If officials in Xinjiang “offered free, voluntary lessons and coaching in modern language and how to be successful in modern society and how to get ahead, that would be an entirely different thing,” he said.

“The paper is not credible because it does not answer our central questions about the region,” said Maya Wang, senior China researcher for Human Rights Watch.

“How many people are held in these facilities? Why are people being detained for using WhatsApp or visiting foreign countries, which are lawful behaviours under Chinese law? And why is the government subjecting Turkic Muslims to mass surveillance measures, including mass collection of DNA of people unconnected to crimes?”

But for China, Ms.
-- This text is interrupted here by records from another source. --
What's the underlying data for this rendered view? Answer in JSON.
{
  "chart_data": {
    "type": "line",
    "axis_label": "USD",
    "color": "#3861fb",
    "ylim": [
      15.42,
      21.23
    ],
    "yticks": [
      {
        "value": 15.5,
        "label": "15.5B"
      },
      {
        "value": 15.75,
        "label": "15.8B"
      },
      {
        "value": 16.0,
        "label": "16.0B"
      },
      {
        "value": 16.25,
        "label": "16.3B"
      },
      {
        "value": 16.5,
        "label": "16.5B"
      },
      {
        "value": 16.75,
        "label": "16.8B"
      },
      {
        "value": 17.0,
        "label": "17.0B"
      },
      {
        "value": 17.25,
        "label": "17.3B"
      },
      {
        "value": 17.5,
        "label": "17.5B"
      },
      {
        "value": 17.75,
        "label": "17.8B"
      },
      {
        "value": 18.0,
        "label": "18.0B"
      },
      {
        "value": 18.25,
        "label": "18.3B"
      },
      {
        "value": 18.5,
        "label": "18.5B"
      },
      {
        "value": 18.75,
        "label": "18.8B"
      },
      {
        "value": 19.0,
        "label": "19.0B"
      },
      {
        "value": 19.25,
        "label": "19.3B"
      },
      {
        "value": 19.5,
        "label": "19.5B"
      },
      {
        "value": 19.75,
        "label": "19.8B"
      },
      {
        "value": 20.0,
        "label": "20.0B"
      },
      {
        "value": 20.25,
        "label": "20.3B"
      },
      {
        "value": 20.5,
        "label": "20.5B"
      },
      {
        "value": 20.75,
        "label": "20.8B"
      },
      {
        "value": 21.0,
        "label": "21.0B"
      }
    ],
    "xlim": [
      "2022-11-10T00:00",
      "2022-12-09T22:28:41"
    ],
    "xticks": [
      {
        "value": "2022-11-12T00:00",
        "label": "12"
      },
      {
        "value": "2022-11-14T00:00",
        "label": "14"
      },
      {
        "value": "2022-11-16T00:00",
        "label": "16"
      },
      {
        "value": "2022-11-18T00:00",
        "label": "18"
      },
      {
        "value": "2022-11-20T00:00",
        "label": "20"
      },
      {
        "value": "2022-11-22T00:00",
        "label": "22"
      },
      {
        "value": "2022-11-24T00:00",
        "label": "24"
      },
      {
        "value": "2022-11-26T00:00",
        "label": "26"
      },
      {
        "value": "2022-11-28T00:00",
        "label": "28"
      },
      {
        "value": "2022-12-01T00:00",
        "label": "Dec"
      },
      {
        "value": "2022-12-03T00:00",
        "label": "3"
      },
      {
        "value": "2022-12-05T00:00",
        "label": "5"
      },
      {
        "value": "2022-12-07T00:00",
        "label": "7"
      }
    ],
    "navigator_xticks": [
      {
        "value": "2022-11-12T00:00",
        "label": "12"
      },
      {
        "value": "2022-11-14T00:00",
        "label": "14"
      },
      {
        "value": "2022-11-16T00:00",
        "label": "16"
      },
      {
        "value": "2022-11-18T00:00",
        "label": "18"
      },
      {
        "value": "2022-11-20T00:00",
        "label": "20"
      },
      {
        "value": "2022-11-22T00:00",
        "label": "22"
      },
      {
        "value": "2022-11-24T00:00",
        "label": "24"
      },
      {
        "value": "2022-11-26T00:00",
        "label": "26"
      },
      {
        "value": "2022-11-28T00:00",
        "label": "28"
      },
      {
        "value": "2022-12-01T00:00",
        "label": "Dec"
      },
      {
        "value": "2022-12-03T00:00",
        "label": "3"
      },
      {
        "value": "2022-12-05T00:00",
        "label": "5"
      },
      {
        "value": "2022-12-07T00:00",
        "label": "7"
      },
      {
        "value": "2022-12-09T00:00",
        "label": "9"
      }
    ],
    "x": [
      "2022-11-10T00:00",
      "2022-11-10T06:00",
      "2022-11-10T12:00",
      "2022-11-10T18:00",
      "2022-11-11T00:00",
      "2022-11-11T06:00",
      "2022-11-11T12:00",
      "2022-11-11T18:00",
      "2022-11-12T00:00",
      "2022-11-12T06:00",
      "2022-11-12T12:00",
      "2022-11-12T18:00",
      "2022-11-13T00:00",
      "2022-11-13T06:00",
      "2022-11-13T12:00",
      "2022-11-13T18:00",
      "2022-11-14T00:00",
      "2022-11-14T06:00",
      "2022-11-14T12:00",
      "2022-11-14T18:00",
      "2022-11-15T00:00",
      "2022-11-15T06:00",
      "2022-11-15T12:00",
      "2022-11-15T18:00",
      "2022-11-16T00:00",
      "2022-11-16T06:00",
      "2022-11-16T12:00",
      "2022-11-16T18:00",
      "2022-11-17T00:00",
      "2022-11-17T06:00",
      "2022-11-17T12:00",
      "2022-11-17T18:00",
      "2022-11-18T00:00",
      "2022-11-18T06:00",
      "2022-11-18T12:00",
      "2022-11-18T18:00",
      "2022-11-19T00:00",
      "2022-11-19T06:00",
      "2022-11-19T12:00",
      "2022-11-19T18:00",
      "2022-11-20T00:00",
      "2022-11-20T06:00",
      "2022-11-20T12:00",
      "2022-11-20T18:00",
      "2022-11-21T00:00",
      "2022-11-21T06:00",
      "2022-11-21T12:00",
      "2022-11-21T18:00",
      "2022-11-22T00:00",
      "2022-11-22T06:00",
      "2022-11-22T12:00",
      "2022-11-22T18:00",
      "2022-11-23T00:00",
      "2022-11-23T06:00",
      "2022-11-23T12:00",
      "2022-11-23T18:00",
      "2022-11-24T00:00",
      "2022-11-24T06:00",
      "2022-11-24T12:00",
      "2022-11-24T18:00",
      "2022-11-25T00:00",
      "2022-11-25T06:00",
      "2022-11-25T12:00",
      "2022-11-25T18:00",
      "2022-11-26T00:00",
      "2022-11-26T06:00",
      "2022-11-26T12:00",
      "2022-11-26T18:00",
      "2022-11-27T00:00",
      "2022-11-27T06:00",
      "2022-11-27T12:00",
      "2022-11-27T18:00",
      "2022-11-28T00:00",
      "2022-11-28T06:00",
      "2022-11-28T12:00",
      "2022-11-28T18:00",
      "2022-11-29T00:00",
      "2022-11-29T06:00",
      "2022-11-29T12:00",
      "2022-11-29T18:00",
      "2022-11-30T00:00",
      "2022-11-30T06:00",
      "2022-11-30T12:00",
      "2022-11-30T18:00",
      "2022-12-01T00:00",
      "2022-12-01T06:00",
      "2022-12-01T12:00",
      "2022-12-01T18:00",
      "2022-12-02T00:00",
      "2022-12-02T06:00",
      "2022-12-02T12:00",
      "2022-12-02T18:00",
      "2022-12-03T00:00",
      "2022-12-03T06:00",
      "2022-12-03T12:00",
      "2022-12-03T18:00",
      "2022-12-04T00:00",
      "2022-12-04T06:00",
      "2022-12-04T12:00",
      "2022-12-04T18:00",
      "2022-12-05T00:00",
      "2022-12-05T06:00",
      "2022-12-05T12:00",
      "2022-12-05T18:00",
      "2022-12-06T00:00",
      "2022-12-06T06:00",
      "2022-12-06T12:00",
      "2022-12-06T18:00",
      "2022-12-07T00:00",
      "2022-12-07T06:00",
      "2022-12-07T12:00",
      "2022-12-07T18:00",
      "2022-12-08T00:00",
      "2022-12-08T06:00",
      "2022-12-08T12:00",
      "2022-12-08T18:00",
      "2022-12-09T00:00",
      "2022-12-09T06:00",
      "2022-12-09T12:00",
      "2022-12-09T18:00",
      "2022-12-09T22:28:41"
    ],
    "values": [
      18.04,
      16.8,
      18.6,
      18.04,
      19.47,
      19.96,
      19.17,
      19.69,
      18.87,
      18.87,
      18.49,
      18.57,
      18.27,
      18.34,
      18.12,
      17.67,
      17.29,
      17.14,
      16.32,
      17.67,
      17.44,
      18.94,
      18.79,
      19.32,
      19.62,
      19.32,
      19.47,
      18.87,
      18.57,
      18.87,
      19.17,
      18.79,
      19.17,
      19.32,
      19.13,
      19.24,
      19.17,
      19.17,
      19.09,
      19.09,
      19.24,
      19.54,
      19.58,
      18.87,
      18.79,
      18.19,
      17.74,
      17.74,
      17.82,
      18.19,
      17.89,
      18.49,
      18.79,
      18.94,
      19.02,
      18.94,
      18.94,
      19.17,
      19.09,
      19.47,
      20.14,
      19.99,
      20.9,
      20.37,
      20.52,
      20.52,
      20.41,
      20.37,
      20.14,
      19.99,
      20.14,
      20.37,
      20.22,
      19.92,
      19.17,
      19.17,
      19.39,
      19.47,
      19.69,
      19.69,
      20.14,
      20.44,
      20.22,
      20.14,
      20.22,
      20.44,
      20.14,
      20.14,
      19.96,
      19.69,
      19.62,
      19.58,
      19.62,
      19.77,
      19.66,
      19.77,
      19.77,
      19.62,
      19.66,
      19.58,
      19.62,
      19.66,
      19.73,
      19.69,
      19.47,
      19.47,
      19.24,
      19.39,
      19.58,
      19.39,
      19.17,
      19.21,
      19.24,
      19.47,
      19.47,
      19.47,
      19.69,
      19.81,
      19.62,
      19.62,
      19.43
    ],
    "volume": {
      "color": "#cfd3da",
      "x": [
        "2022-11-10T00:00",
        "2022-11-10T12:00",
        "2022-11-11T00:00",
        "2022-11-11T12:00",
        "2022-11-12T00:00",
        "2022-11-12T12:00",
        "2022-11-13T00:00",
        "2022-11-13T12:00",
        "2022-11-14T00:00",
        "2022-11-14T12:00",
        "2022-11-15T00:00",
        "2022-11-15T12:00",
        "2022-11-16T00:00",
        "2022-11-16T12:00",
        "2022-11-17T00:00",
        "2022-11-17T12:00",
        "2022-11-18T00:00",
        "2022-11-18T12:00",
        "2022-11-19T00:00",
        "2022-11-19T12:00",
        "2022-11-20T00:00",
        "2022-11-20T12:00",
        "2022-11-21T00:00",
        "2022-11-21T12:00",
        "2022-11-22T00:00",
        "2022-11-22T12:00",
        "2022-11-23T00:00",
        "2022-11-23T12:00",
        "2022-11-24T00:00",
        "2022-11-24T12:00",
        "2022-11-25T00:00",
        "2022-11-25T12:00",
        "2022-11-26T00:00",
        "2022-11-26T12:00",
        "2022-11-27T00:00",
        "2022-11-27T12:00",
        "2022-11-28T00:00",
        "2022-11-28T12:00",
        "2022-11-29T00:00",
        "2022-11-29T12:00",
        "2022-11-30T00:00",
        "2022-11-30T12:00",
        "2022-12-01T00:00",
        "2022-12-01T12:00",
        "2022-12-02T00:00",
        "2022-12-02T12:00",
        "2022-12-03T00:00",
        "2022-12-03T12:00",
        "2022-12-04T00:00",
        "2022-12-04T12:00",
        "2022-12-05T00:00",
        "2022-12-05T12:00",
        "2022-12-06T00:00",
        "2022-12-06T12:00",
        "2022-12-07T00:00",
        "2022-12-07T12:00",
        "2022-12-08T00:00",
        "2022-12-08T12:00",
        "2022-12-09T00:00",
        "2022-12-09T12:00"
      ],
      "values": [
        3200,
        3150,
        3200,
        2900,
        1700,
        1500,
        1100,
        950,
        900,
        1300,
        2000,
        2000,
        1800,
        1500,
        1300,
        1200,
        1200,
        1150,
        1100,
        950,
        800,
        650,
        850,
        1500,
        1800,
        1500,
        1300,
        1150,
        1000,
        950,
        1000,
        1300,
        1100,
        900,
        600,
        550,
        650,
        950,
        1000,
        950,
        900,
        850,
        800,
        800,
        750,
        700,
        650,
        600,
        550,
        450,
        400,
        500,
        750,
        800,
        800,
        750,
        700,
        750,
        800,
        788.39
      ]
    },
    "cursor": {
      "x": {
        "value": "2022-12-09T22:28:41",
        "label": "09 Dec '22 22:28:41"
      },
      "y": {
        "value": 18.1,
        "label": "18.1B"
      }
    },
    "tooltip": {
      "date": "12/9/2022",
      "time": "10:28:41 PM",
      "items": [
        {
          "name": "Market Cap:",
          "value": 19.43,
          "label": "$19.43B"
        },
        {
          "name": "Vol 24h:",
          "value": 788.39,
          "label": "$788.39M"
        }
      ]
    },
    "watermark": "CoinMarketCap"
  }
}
Wang said, there may be reason to offer the white paper as an extended defence. While Turkish foreign ministry spokesperson Hami Aksoy in late February decried “torture and political brainwashing in internment camps and prisons” in China, the Council of Foreign Ministers under the Organization of Islamic Cooperation, which represents 57 Muslim-majority nations, subsequently passed a resolution that “commends the efforts of the People’s Republic of China in providing care to its Muslim citizens.”

That “statement praising the Xinjiang authorities has probably made the Chinese government redouble its propaganda efforts, thinking that it can win public opinion, particularly in Muslim-majority countries,” Ms. Wang said.